Wigan Council and Greater Manchester Combined Authority (GMCA) have made significant progress in their work on the Scalable Approach to Vulnerability via Interoperability (SAVVI) programme.
They are playing lead roles in two of the workstreams of the programme run by iStandUK to develop standards for data to protect vulnerable people.
iStandUK said in a blogpost that along with Wigan it has developed a SAVVI compatible data model for finding and supporting people who might be vulnerable in a flood and reached a milestone in the relevant information governance.
This involves a risk index, updated nightly by an automated process, with data on households and individuals in different risk categories based on secondary data. It will be used in the event of a flood warning to priorities people less likely to be able to protect their property or safely leave it without support.

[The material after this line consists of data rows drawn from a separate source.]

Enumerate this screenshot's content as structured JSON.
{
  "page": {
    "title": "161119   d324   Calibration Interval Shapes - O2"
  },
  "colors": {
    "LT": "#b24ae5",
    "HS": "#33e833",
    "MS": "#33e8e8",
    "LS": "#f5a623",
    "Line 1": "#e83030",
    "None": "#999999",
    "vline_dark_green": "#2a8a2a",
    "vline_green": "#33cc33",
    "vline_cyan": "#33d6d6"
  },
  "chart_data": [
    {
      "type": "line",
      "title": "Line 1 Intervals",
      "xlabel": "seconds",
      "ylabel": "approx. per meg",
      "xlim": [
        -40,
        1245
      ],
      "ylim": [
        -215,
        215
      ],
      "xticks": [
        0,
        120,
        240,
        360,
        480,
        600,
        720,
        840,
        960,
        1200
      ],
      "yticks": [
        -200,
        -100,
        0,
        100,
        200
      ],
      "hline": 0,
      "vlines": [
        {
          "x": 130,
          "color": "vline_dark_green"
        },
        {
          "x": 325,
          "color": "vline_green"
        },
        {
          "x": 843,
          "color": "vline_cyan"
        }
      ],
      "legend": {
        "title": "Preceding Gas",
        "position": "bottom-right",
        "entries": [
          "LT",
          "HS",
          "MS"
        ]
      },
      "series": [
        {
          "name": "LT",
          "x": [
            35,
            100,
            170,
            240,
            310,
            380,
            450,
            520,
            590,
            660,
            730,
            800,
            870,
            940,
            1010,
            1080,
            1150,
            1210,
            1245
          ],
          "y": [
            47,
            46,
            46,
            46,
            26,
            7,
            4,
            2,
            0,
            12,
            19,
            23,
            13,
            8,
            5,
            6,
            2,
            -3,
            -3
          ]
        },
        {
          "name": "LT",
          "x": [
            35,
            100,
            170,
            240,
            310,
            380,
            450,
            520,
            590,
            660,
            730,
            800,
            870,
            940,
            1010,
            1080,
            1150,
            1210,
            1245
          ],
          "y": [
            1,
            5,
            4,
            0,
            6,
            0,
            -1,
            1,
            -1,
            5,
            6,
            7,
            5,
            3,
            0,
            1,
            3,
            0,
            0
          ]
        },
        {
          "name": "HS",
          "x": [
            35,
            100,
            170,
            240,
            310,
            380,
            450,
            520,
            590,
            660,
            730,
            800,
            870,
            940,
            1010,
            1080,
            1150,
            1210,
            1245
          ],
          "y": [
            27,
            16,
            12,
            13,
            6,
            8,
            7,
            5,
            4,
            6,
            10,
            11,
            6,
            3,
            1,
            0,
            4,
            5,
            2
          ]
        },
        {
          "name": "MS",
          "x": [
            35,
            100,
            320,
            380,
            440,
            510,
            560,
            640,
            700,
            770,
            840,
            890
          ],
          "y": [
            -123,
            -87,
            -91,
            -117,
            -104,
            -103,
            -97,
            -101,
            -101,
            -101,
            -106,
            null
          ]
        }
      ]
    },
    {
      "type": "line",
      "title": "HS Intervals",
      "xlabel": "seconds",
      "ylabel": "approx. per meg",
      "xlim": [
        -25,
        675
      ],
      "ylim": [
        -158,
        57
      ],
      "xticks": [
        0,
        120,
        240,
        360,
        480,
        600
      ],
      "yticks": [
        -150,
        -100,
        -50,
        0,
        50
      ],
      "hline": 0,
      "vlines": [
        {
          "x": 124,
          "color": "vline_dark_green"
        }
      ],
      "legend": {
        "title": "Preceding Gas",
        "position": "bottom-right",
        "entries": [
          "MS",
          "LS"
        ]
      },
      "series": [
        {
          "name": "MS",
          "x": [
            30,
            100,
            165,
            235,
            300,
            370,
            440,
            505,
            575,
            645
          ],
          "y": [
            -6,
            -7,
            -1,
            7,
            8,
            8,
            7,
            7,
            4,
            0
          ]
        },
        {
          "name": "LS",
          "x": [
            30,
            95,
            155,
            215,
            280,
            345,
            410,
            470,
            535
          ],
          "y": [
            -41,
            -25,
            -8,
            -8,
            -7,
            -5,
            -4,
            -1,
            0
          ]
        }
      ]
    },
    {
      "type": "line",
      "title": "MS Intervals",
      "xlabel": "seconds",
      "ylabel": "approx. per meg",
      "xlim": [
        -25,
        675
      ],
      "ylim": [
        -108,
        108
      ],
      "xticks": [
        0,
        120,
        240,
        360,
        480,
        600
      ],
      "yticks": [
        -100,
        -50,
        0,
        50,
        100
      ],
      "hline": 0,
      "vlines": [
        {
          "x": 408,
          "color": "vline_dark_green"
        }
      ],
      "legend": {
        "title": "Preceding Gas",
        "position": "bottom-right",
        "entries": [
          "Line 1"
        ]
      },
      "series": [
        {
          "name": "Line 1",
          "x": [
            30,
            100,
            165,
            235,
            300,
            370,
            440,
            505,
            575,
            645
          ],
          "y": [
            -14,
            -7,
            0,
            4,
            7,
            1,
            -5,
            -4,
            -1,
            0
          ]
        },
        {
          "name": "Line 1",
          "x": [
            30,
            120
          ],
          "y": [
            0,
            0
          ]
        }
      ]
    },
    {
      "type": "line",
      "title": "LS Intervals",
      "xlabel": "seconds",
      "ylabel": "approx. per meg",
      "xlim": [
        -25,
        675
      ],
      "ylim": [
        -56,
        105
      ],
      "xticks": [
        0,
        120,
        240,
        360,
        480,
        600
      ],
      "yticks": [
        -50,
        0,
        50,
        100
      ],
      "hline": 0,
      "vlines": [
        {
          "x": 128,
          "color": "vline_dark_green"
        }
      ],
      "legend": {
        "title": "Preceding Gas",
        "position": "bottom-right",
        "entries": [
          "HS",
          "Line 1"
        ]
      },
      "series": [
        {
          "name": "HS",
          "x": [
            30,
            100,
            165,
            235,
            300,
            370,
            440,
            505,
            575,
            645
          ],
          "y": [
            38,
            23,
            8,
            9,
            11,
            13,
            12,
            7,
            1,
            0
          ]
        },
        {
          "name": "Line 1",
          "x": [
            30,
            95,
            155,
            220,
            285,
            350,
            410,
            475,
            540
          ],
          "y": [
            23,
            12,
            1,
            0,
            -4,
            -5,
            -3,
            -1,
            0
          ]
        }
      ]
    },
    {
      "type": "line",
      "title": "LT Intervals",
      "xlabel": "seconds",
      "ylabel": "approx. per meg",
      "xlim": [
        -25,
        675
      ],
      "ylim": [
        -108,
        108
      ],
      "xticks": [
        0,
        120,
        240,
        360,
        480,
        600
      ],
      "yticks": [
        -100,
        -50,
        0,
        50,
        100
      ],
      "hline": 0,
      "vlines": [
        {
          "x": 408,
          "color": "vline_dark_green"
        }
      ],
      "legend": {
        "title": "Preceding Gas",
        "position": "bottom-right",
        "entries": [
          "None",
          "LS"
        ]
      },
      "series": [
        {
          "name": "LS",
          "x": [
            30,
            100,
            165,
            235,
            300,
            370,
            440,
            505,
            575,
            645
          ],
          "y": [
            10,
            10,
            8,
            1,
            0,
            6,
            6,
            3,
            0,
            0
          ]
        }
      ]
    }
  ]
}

This has been accompanied by the development of a data protection impact assessment that is now under review.
The council is now working with iStandUK on the attributes needed to identify people vulnerable to other types of emergency.
Manchester data mesh
GMCA has made progress with its plan to develop a data mesh - in which data is treated as a product and owned by teams that know and use it – to support its Supporting Troubled Families (SFP) programme, with the development a SAVVI compliant version of the SFP outcomes framework. iStand said this will enable the data mesh to use SAVVI compliant metadata for transmitting SFP data.
Further work is now taking place on compatible data attributes that could be used to identify households where children are at risk of not spending time at school or becoming involved with crime.
This will be followed by development of data attributes and metadata for another 30 needs and 64 outcomes.